Бенита Сепульведа, указывая пухлой ручкой на что-то темное за окнами, схваченными металлической решеткой, объяснила, что это – крона дуба и что в саду много манговых деревьев и кедров; но что самые красивые там – миндалевые деревья и каобы, растущие вокруг дома, и что их душистые ветви – повсюду, куда ни глянь. Слышала ли она, как они пахнут? Слышала? У нее будет возможность рано утром полюбоваться пейзажем – рекой, долиной, увидеть стойла Головного имения, – когда взойдет солнце. Она хочет завтрак доминиканский – банановое пюре, яичница, колбаска или копченое мясо и сок? А, может, как Генералиссимус, только кофе?

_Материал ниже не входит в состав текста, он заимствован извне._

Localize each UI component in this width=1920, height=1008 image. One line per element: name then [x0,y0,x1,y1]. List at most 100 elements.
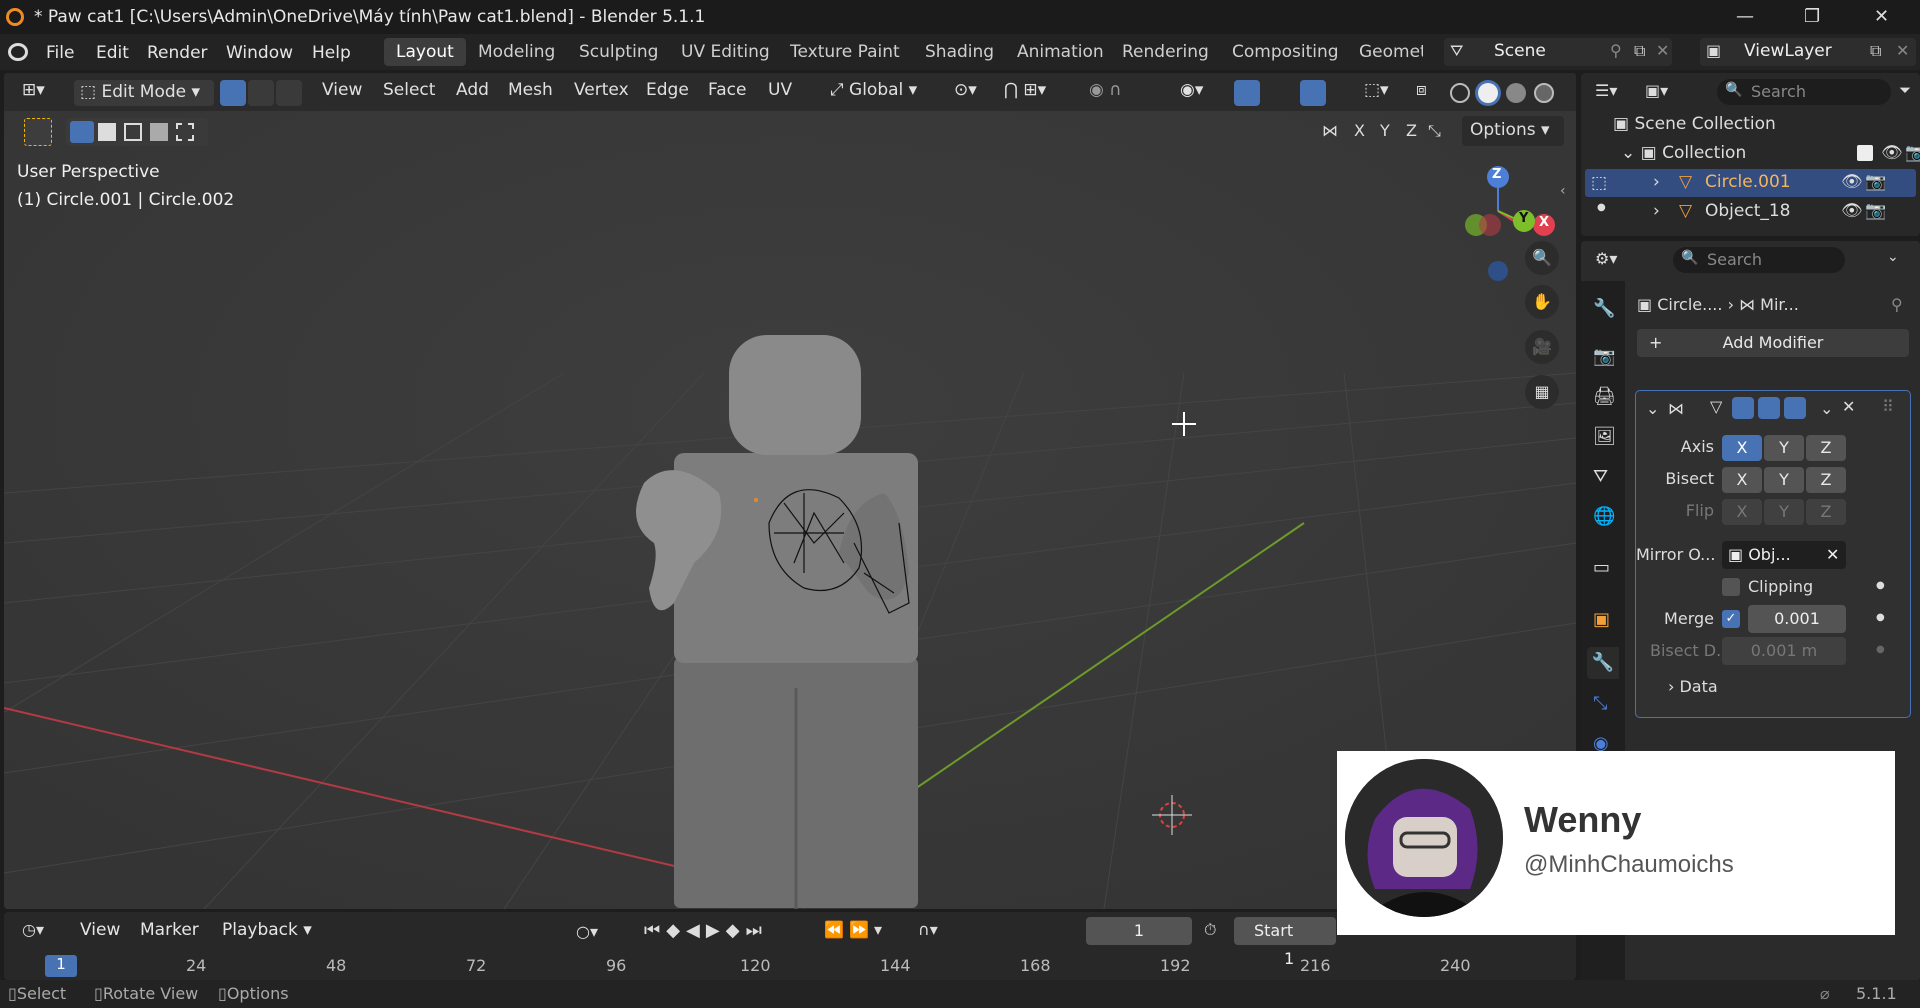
menu-mesh[interactable]: Mesh [508,80,553,106]
jump-end-icon[interactable]: ⏭ [746,920,768,941]
xray-toggle-icon[interactable]: ⧈ [1416,80,1427,106]
properties-search-input[interactable]: 🔍 Search [1673,247,1845,273]
collection-checkbox[interactable] [1857,145,1873,161]
modifier-dropdown-icon[interactable]: ⌄ [1820,399,1833,418]
modifier-tab-icon[interactable]: 🔧 [1587,647,1619,679]
timeline-menu-playback[interactable]: Playback ▾ [222,920,312,940]
topology-mirror-icon[interactable]: ⤡ [1428,121,1441,141]
delete-view-layer-icon[interactable]: ✕ [1896,41,1909,60]
play-reverse-icon[interactable]: ◀ [686,920,706,941]
pivot-point-icon[interactable]: ⊙▾ [954,80,977,106]
camera-icon[interactable]: 📷 [1865,172,1886,192]
edge-select-icon[interactable] [248,80,274,106]
prev-keyframe-icon[interactable]: ◆ [666,920,686,941]
eye-icon[interactable]: 👁 [1881,143,1903,163]
blender-menu-icon[interactable] [8,43,28,61]
workspace-tab-geometry[interactable]: Geometr [1347,38,1423,66]
eye-icon[interactable]: 👁 [1841,201,1863,221]
menu-select[interactable]: Select [383,80,435,106]
workspace-tab-uv-editing[interactable]: UV Editing [669,38,782,66]
new-scene-icon[interactable]: ⧉ [1634,41,1645,61]
new-view-layer-icon[interactable]: ⧉ [1870,41,1881,61]
workspace-tab-sculpting[interactable]: Sculpting [567,38,670,66]
axis-x-toggle[interactable]: X [1722,435,1762,461]
workspace-tab-animation[interactable]: Animation [1005,38,1116,66]
outliner-item-object-18[interactable]: ● › ▽ Object_18 👁 📷 [1585,198,1916,226]
auto-keying-icon[interactable]: ∩▾ [918,920,938,939]
menu-add[interactable]: Add [456,80,489,106]
merge-keyframe-dot-icon[interactable]: ● [1876,612,1885,623]
gizmo-toggle-icon[interactable] [1234,80,1260,106]
workspace-tab-shading[interactable]: Shading [913,38,1006,66]
select-extend-icon[interactable] [98,123,116,141]
filter-icon[interactable]: ⏷ [1899,81,1911,99]
tool-tab-icon[interactable]: 🔧 [1593,298,1615,319]
select-subtract-icon[interactable] [124,123,142,141]
menu-help[interactable]: Help [312,43,351,63]
axis-y-toggle[interactable]: Y [1764,435,1804,461]
rendered-shading-icon[interactable] [1534,83,1554,103]
menu-face[interactable]: Face [708,80,746,106]
remove-modifier-icon[interactable]: ✕ [1842,397,1855,416]
menu-edge[interactable]: Edge [646,80,689,106]
camera-icon[interactable]: 📷 [1905,143,1920,163]
workspace-tab-compositing[interactable]: Compositing [1220,38,1351,66]
viewport-display-icon[interactable] [1758,397,1780,419]
stopwatch-icon[interactable]: ⏱ [1204,920,1216,940]
select-new-icon[interactable] [70,121,94,143]
world-tab-icon[interactable]: 🌐 [1593,506,1615,527]
material-shading-icon[interactable] [1506,83,1526,103]
pin-icon[interactable]: ⚲ [1610,41,1622,60]
zoom-icon[interactable]: 🔍 [1525,241,1559,275]
workspace-tab-modeling[interactable]: Modeling [466,38,567,66]
scene-tab-icon[interactable]: ⛛ [1593,466,1608,487]
properties-options-icon[interactable]: ⌄ [1887,249,1899,265]
current-frame-field[interactable]: 1 [1086,917,1192,945]
delete-scene-icon[interactable]: ✕ [1656,41,1669,60]
mirror-y[interactable]: Y [1380,121,1390,140]
mirror-object-field[interactable]: ▣ Obj... ✕ [1722,541,1846,569]
timeline-menu-view[interactable]: View [80,920,120,940]
scene-selector[interactable]: ⛛ Scene ⚲ ⧉ ✕ [1444,38,1672,66]
next-frame-icon[interactable]: ⏩ [849,920,869,939]
clipping-keyframe-dot-icon[interactable]: ● [1876,580,1885,591]
network-off-icon[interactable]: ⌀ [1820,984,1830,1003]
vertex-select-icon[interactable] [220,80,246,106]
camera-view-icon[interactable]: 🎥 [1525,330,1559,364]
options-dropdown[interactable]: Options ▾ [1462,116,1564,146]
merge-distance-field[interactable]: 0.001 [1748,605,1846,633]
data-subpanel-header[interactable]: › Data [1668,677,1718,696]
workspace-tab-rendering[interactable]: Rendering [1110,38,1221,66]
pan-hand-icon[interactable]: ✋ [1525,285,1559,319]
edit-mode-toggle-icon[interactable]: ⬚ [1591,173,1607,193]
drag-handle-icon[interactable]: ⠿ [1882,397,1894,416]
flip-z-toggle[interactable]: Z [1806,499,1846,525]
bisect-z-toggle[interactable]: Z [1806,467,1846,493]
menu-file[interactable]: File [46,43,74,63]
outliner-editor-type-icon[interactable]: ☰▾ [1595,81,1617,100]
menu-view[interactable]: View [322,80,362,106]
outliner-collection[interactable]: ⌄ ▣ Collection 👁 📷 [1621,143,1920,163]
keyframe-record-icon[interactable]: ○▾ [576,922,598,941]
collection-tab-icon[interactable]: ▭ [1593,557,1610,578]
on-cage-icon[interactable]: ▽ [1710,397,1722,416]
outliner-display-mode-icon[interactable]: ▣▾ [1645,81,1668,100]
play-icon[interactable]: ▶ [706,920,726,941]
perspective-toggle-icon[interactable]: ▦ [1525,375,1559,409]
workspace-tab-texture-paint[interactable]: Texture Paint [778,38,912,66]
restore-icon[interactable]: ❐ [1804,6,1820,27]
select-box-tool-icon[interactable] [24,118,52,146]
camera-icon[interactable]: 📷 [1865,201,1886,221]
properties-editor-type-icon[interactable]: ⚙▾ [1595,249,1617,268]
bisect-distance-field[interactable]: 0.001 m [1722,637,1846,665]
flip-y-toggle[interactable]: Y [1764,499,1804,525]
object-tab-icon[interactable]: ▣ [1593,609,1610,630]
pin-icon[interactable]: ⚲ [1891,295,1903,314]
jump-start-icon[interactable]: ⏮ [644,920,666,941]
outliner-scene-collection[interactable]: ▣ Scene Collection [1613,114,1776,134]
render-tab-icon[interactable]: 📷 [1593,346,1615,367]
mesh-edit-overlay-icon[interactable]: ⬚▾ [1364,80,1389,106]
visibility-icon[interactable]: ◉▾ [1180,80,1203,106]
menu-vertex[interactable]: Vertex [574,80,629,106]
modifier-collapse-icon[interactable]: ⌄ [1646,399,1659,418]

– От Бениты Сепульведы я узнала, что проведу там ночь, что, видимо, буду спать в одном доме с Его Превосходительством. Великая честь!

Служанка с непринужденностью, которая дается большой практикой, остановила ее на первой лестничной площадке и ввела в неярко освещенное просторное помещение. Это был бар. Деревянные сиденья со спинками, придвинутые к стенам, оставляли в центре широкое пространство для танцев; огромный музыкальный ящик, стойка и полки, заставленные бутылками, хрустальными стаканами и рюмками. Но Урания видела только огромный, во весь зал, от стены до стены, серый ковер с доминиканским гербом. Почти не заметила висевших на стенах портретов и картин с изображением Генералиссимуса – в полный рост, на коне, в военной форме и в гражданском, за письменным столом или вытянувшимся на трибуне, упакованным в президентскую ленту, – ни серебряных призов и дипломов за коров-рекордисток и породистых скакунов из Головного имения, красовавшихся на столиках, полочках и сервантах вперемежку с пластмассовыми пепельницами и дешевыми безделушками, с которых даже не были сняты ярлыки нью-йоркских магазинов «Мейси»; в этом пантеоне китча Бенита Сепульведа оставила ее, спросив напоследок, действительно ли она не желает выпить рюмочку ликера.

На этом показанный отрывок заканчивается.